Free School for Art Theory and Practice

The Free School for Art Theory and Practice considers as the basis of its philosophy the concept that contemporary art and culture produce an excess of knowledge and experience, which can be recycled and used in broader social discourse, beyond their own primary context. The aim of the Free School is to increase the theoretical and practical arsenal of the local art scene based on active participation and dialogue in seminars, and also by analyzing artistic positions, critical aspects and the institutional system. With its name, the school marks community gatherings for people to meet with a view to exchange knowledge and learn from one another.
The school will function in the form of regular weekend seminars, held by invited curators, theoreticians and artists, allowing for the specificities of the contemporary Hungarian art scene and local discourses.

Application deadline for the third seminar: November 12, 2006
Send applications to: tranzit@enternet.hu

Branislav Dimitrijevic (Belgrade, 1967) is art historian, writer and curator. He is Senior Lecturer at the School for Art and Design (VSLPUb) in Belgrade and the Associate Curator at the Museum of Contemporary Art, Belgrade. He received his formal education at the University of Belgrade (Faculty of Philosophy, BA in Art History) and at the University of Kent (MA in History and Theory of Art, with Prof. Stephen Bann). In 1999 he co-founded the School for History and Theory of Images, an independent educational project in Belgrade. He has been publishing essays on contemporary art and theory of art, film and visual culture. Most recent publications: International Exhibition of Modern art feat. A. Barr’s Museum of Modern Art (ed.), MOCAb, Belgrade, 2003; On Normality: Art in Serbia 1989-2001 (ed.), MOCAb, Belgrade, 2005. Most recent curatorial projects: Situated Self: Confused Compassionate, Conflictual (2005, with M. Hannula), Pavilion Yugoslavia (Biennale di Venezia, 2003, with B. Andjelkovic and D. Sretenovic), etc. He has been working on a PhD thesis on “Consumer Culture in the Socialist Yugoslavia” with Professor Milena Dragićević ešić at the University of Arts in Belgrade, and collaborated on a research project “Post-Communist Condition” with Boris Groys.

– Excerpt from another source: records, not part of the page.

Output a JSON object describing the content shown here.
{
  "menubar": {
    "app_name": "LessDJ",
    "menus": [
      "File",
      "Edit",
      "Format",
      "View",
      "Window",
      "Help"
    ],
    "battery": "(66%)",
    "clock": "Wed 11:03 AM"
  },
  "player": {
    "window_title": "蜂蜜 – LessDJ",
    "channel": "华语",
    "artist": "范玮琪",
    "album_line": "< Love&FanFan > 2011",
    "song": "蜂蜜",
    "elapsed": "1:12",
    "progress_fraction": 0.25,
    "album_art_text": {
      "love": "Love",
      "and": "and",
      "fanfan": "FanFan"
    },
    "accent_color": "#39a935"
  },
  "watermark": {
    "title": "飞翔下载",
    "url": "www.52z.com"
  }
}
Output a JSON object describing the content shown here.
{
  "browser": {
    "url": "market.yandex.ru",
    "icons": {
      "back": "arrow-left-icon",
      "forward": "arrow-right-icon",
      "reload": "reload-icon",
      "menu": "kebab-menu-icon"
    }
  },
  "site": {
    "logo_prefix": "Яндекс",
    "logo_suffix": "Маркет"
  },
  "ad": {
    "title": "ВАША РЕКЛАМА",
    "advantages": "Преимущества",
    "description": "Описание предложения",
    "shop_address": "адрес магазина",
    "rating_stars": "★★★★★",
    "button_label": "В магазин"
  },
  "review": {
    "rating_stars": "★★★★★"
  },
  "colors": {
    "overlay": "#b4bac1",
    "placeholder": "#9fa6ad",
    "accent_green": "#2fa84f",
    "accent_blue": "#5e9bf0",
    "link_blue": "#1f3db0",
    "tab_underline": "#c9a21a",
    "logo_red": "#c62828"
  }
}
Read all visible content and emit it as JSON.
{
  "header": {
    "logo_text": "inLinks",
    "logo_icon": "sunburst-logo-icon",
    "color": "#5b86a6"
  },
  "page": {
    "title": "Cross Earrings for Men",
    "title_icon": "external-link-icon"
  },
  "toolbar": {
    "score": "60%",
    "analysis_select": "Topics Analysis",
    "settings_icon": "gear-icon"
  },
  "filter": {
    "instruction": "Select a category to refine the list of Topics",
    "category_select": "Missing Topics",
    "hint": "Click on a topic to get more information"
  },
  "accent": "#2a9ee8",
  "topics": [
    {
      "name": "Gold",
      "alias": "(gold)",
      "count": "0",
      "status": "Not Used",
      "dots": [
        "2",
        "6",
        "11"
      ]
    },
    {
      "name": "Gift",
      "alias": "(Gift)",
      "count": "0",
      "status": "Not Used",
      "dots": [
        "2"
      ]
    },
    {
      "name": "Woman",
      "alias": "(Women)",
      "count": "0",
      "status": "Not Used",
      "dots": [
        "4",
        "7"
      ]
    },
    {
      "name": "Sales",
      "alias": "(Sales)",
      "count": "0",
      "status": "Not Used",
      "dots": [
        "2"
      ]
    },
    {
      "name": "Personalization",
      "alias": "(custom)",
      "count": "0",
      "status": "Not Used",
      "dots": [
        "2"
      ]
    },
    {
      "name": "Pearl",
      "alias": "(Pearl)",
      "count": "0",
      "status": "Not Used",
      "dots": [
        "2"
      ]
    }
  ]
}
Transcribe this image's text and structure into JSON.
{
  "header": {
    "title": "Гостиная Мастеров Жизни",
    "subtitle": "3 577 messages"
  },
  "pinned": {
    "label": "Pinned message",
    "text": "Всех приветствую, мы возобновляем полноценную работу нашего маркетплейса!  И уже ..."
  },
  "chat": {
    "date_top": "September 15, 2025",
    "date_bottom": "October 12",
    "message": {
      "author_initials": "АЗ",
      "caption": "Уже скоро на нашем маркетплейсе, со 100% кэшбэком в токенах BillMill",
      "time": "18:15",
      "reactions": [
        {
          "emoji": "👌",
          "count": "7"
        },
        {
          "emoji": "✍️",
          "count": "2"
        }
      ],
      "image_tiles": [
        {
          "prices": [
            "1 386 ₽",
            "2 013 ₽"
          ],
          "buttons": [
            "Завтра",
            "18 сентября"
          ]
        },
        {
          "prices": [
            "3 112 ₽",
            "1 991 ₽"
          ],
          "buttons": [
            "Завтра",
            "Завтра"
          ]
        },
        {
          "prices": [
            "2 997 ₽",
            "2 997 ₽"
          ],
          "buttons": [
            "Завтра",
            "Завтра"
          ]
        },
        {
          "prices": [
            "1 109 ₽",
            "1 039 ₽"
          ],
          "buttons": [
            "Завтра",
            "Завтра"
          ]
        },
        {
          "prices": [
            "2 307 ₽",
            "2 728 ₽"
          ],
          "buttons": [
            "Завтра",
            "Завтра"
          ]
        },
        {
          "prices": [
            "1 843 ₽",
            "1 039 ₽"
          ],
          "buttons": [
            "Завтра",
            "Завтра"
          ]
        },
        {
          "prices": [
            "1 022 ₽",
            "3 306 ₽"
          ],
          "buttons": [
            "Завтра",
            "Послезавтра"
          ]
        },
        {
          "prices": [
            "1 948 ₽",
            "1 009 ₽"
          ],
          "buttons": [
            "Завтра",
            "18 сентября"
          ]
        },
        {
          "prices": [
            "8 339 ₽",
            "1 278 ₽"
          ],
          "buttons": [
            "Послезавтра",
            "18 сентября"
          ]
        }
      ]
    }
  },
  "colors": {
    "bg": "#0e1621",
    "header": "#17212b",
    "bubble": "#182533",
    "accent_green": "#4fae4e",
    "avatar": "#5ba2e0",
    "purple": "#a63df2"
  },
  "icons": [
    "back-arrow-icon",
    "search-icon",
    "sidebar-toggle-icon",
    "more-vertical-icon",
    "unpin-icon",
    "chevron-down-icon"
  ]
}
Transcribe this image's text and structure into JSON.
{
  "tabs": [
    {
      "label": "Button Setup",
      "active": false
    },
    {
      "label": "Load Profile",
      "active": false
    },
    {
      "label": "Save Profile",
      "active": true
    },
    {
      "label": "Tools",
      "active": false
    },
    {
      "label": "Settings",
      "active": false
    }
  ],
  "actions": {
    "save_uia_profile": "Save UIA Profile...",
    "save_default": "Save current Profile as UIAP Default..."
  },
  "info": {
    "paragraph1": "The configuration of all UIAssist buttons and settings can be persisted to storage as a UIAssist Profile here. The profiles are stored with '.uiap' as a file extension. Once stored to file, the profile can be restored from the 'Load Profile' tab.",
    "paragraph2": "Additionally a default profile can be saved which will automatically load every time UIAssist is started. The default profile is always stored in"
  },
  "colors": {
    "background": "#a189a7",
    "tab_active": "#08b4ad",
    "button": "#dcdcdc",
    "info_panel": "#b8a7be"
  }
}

Seminar 1: Regarding “Over-identification” – Tactics of critical irony in art since the 1960s and their relevance today

With the break with the modernist paradigm in art in the 1960s, many art practices employed ambivalent tactics of entering a critical dialogue with issues of politics, ideology and identity in different societies. The historical examples may range from American pop-art to dissident tactics in art of the socialist countries in Eastern Europe. Also, in contemporary art of today these tactics developed either in ironical maneuvering of the attitudes of artists towards the art system or in activist tactics of cultural jamming. The term “over-dentification” has been introduced by Slavoj Zizek in his analysis of the phenomenon of Laibach and NSK in the early 1980s. This term is used only as a point of departure to discuss means of critical thinking of artists in the condition of liberal democracy which tend to incorporate almost every critical attitude in its “flawless” system. The seminar will be illustrated by historical and contemporary examples (equally from Western Europe as from art scenes in Turkey, countries of ex-Yugoslavia, Romania, Russia, etc) and students will be encouraged to critically re-think contemporary art practices they are already familiar with and to discuss their own tactics of resisting certain political trends.

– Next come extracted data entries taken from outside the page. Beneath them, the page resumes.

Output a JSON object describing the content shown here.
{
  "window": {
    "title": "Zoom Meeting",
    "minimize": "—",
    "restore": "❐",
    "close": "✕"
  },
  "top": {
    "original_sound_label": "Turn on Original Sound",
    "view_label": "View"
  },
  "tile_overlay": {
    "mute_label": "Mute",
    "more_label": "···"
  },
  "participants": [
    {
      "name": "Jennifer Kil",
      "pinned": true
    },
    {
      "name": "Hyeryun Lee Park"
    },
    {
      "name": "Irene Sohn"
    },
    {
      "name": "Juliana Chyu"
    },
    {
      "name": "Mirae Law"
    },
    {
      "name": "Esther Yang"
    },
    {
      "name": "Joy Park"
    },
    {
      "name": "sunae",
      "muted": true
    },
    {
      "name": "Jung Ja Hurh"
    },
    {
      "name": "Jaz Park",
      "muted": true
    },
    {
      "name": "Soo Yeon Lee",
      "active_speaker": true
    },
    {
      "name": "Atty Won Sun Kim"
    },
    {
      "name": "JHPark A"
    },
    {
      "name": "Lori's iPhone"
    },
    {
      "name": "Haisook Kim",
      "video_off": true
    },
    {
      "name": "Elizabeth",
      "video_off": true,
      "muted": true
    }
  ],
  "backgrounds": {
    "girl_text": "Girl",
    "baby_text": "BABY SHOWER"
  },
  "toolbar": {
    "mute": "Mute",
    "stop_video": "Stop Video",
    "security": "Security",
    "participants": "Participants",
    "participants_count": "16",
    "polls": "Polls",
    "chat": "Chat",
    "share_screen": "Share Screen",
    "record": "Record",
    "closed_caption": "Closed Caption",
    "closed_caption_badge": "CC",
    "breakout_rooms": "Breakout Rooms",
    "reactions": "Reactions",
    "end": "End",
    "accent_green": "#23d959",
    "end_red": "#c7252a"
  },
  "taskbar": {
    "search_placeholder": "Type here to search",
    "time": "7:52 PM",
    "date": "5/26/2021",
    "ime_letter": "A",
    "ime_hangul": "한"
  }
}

Seminar 2: Is Modernity our Antiquity (or our Future)?
There has been a growing interest among contemporary artists into the world of modernity, its universalistic promise, its heroisms and catastrophes, in modernism as its cultural practice with its reduced but programmatic forms. There is a sense of nostalgia mixed with revivals of its radical potential. What is behind this interest? Is it a thorough conceptual switch of priorities in contemporary art? Is it just another post-modernist citation ground? Is it about contemporary disillusionments and not about history at all? Or is it again about the vision of future which was so essential for the dreams of modernity? Or is it simply the reaction to the general pessimism of new drained and tired generation as the artist David Malkovic calls it? Is it about fascination with aesthetics or about political statements?
The aim of the seminar is take examples of some contemporary artists dealing in their work with the issue of modernity and modernism, and especially to juxtapose interest in modernity in ex-socialist countries of South-East and Central-Europe with those in Western-Europe. The seminar will provide an ‘open box’ for all participants to add their examples of contemporary readings of modernity and modernism.

The Free School for Art Theory and Practice
Goals are:
- To examine the current phenomena of contemporary visual culture in artistic and curatorial practice;
- To enhance critical thinking and dialogue within the art field
- To define the role of art theory and art criticism, to analyse critical concepts and study the possibilities for their adaptation to different contexts
- To discuss the identity /role of the curator and the artist in an international context.

Subjects covered:
- The role of context in cultural production
- The interplay of theory and praxis
- The public domain between the institutional system and forms of self-organization
- Constructive interplay between curatorial and artistic practice

Target audience: Artists, curators, students and anyone interested in contemporary art

Dates and lecturers 2006
21 - 24 September, 2006
Barbara Steiner, director Galerie für Zeitgenössische Kunst, Leipzig

19 - 22 October, 2006
Who What and for Whom (WHW) formation, Zagreb

23 - 26 November, 2006
Branislav Dimitrijevic, art historian, curator. Founder and lecturer of the School for History and Theory of Images, Centre for Contemporary Art, Belgrade

16 -17 December, 2006
Jens Hoffmann, artistic director, Insitute of Contemporary Arts, London

How to apply
Artists, curators, students, who undertake to prepare for and to take an active part in the seminars (as is relevant to the lecturers), are invited to send a letter of motivation.
One seminar may be attended by maximum 15 participants.
Application deadline for the third seminar: November 12, 2006 (for the IV. Seminar December 3, 2006)
Send applications to: tranzit@enternet.hu

Planned Schedule
Thursday Public lecture by invited lecturer (s), afterwards discussion;
Friday-Sunday (Fri-Sat 10-13, 14-18 , Sun 10-13) seminar for the closed seminar group with the lecturer.

Attendance at the free school is free. On request we can help in organization of accommodation.